Meta researchers have developed an artificial intelligence system called Cicero that can play the classic strategy game Diplomacy at a level comparable to most human players.
That’s a significant achievement in natural-language processing and one that may help people forget last week’s debut of Galactica, a large language model Meta boffins trained on scientific papers that presented falsehoods as facts and was taken offline after three days of criticism from the science community.
Developed in the 1950s and currently published by Hasbro, Diplomacy focuses on communication and negotiation between players, who take the role of seven European powers at the start of the 20th century. It’s seen by some gamers as an ideal way to lose friends.
The game simulates taking territories on a map of Europe. Rather than taking turns, players write their moves down in advance and execute them simultaneously. To avoid making moves that get blocked because an opponent made a counter move, players communicate with one another privately. They discuss potential coordinated actions and then commit their moves to paper, keeping or violating commitments to other players.
Diplomacy’s focus on communication, trust, and betrayal makes it a different challenge than games more focused on rules and resources like Chess and Go. Cicero essentially is a chatbot that can negotiate with other Diplomacy players to make effective moves in the game.
“Diplomacy has been viewed for decades as a near-impossible grand challenge in AI because it requires players to master the art of understanding other people’s motivations and perspectives; make complex plans and adjust strategies; and then use natural language to reach agreements with other people, convince them to form partnerships and alliances, and more,” explained Meta in a blog post.
“Cicero is so effective at using natural language to negotiate with people in Diplomacy that they often favored working with Cicero over other human participants.”
Cicero is based on a 2.7 billion parameter BART-like language model pre-trained on text from the internet and augmented using a dataset of more than 40,000 games of Diplomacy played online at webDiplomacy.net. These games contained more than 12 million messages exchanged between players.
The AI agent’s dialogue output is tied to its strategic reasoning module which creates “intents” representing a possible set of moves by the various players.
“To generate the intents for dialogue and to choose the final actions to play each turn, Cicero runs a strategic reasoning module that predicts other players’ policies (i.e., a probability distribution over actions) for the current turn based on the state of the board and the shared dialogue, and then chooses a policy for itself for the current turn that responds optimally to the other players’ predicted policies,” the Meta researchers explain in a Science research article.

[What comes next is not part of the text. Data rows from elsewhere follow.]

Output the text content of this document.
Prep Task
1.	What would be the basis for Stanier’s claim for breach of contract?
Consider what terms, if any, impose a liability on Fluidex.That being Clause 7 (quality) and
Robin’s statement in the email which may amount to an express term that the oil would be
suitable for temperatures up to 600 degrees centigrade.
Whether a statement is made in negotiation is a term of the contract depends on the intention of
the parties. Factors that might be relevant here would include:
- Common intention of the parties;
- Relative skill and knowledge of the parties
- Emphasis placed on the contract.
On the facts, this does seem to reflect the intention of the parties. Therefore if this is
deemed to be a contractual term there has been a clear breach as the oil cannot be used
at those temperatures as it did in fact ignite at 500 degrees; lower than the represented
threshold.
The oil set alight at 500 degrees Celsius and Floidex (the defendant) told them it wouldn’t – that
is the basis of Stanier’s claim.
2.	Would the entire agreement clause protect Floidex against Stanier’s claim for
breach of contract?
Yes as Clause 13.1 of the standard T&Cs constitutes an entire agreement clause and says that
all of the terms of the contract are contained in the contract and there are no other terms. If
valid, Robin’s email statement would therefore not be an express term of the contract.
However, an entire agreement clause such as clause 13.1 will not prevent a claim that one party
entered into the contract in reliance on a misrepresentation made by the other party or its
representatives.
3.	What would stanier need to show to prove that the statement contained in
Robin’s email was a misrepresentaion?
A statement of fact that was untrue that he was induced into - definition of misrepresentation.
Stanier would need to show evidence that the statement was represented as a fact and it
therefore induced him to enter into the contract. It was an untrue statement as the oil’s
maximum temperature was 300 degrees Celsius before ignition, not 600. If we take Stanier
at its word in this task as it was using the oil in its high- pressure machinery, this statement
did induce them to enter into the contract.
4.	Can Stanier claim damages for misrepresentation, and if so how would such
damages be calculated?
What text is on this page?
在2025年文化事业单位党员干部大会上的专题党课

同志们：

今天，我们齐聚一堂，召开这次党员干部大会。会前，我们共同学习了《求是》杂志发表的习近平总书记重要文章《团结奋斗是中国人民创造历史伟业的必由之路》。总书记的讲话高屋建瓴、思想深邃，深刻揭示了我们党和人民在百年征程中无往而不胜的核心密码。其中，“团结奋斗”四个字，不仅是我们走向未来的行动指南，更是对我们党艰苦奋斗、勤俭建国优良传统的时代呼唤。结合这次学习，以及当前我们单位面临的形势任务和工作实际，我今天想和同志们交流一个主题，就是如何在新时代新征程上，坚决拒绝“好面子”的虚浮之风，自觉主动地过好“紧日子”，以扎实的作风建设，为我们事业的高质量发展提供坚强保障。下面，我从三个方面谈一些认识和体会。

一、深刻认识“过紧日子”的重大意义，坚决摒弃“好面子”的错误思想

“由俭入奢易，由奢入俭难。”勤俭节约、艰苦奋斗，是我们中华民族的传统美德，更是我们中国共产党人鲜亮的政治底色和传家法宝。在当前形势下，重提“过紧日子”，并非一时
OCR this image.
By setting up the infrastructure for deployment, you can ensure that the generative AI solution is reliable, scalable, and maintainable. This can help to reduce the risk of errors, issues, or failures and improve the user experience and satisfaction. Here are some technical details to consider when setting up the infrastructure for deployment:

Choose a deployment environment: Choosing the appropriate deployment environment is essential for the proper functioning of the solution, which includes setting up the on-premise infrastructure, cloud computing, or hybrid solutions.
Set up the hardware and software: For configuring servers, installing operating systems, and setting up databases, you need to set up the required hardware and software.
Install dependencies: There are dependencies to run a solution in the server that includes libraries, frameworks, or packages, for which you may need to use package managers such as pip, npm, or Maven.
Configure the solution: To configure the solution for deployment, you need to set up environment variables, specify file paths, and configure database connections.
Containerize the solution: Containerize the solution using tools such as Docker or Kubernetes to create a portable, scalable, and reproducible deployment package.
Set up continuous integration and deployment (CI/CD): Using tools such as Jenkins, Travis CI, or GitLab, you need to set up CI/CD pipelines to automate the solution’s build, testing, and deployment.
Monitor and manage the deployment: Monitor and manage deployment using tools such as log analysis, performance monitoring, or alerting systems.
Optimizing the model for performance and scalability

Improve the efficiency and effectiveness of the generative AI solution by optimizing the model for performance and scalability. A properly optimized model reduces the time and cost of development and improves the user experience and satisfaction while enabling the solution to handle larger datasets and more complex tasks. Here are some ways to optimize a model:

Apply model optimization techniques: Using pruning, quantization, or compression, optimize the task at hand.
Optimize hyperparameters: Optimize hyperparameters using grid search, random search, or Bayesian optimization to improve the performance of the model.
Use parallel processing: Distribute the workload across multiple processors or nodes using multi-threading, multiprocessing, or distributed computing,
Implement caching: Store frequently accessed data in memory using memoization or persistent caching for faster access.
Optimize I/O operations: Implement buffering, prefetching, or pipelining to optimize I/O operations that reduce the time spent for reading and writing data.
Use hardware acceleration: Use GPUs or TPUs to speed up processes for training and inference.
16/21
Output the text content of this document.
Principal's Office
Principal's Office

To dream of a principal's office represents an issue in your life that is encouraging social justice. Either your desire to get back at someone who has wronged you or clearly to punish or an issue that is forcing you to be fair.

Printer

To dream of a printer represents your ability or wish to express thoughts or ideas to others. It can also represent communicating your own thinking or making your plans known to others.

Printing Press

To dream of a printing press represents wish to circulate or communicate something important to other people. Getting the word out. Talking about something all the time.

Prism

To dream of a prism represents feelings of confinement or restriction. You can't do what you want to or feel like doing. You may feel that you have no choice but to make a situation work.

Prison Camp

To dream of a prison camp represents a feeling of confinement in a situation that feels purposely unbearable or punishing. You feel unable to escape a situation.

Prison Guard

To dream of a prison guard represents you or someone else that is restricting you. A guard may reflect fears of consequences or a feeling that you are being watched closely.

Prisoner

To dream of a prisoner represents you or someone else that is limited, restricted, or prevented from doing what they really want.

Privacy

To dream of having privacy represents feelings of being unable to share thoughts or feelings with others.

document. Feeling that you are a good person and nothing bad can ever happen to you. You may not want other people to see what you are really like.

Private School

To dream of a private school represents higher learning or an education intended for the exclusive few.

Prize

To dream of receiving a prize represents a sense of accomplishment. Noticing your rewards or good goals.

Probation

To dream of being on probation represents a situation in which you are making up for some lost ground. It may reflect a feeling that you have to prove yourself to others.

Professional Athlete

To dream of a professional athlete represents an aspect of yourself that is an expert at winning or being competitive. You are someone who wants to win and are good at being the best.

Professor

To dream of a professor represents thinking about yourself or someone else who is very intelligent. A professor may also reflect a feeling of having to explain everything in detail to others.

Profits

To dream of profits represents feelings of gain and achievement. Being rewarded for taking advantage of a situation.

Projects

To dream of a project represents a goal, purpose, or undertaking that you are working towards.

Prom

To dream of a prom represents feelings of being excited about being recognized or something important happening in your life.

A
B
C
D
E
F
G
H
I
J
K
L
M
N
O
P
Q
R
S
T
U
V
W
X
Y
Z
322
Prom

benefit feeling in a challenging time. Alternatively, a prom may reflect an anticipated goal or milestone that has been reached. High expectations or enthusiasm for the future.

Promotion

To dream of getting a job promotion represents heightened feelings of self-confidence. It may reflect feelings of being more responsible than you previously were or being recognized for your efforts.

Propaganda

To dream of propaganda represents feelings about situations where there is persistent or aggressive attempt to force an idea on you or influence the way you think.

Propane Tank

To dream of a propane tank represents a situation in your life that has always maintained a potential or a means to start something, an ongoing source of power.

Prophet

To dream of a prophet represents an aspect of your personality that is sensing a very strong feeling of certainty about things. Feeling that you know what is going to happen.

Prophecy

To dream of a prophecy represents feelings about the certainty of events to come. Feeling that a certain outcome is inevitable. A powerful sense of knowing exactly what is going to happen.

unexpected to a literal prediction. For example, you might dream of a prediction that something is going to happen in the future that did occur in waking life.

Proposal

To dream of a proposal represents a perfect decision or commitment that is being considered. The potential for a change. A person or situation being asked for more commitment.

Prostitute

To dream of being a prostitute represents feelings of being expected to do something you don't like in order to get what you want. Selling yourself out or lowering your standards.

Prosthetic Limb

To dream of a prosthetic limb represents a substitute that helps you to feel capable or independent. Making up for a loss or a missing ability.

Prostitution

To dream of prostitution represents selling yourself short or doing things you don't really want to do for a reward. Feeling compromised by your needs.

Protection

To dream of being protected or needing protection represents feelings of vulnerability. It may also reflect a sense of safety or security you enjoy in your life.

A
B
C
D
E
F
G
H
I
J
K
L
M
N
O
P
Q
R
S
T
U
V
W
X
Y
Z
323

Where AI agents for games like Chess can be trained through self-play using reinforcement learning, modeling the cooperative play of Diplomacy required a different technique. According to Meta, the classical approach would involve supervised learning, through which an agent would be trained using labeled data from past Diplomacy games. But supervised learning alone produced a gullible AI agent that could be easily manipulated by lying players.
So Cicero includes an iterative planning algorithm called piKL by which it refines an initial prediction of other player’s policies and planned moves based on dialogue between the bot and other players. The algorithm tries to improve anticipated sets of moves for other players by evaluating different choices that would produce better results.
In a statement, Andrew Groff, Diplomacy World Champion, praised Cicero’s passionless approach to the game. “A lot of human players will soften their approach or they’ll start getting motivated by revenge, but Cicero never does that,” said Groff. “It just plays the situation as it sees it. So it’s ruthless in executing to its strategy but it’s not ruthless in a way that annoys other players.”
Cicero played 40 games of Diplomacy anonymously in a “blitz” league on webDiplomacy.net between August 19 and October 13, 2022, and finished in the top 10 percent of participants who played more than one game. And among the 19 who played five or more games, Cicero finished second. For all 40 games, Cicero’s mean score was 25.8 percent, more than twice the average of 12.4 percent among its 82 opponents.
While Cicero still makes some mistakes, Meta’s boffins anticipate their research will prove useful for other applications like chatbots capable of holding long-running conversations or video game characters that understand player motivations and can interact more effectively as a result.
Cicero’s code has been released under an open source license in the hope the AI developer community can improve it further.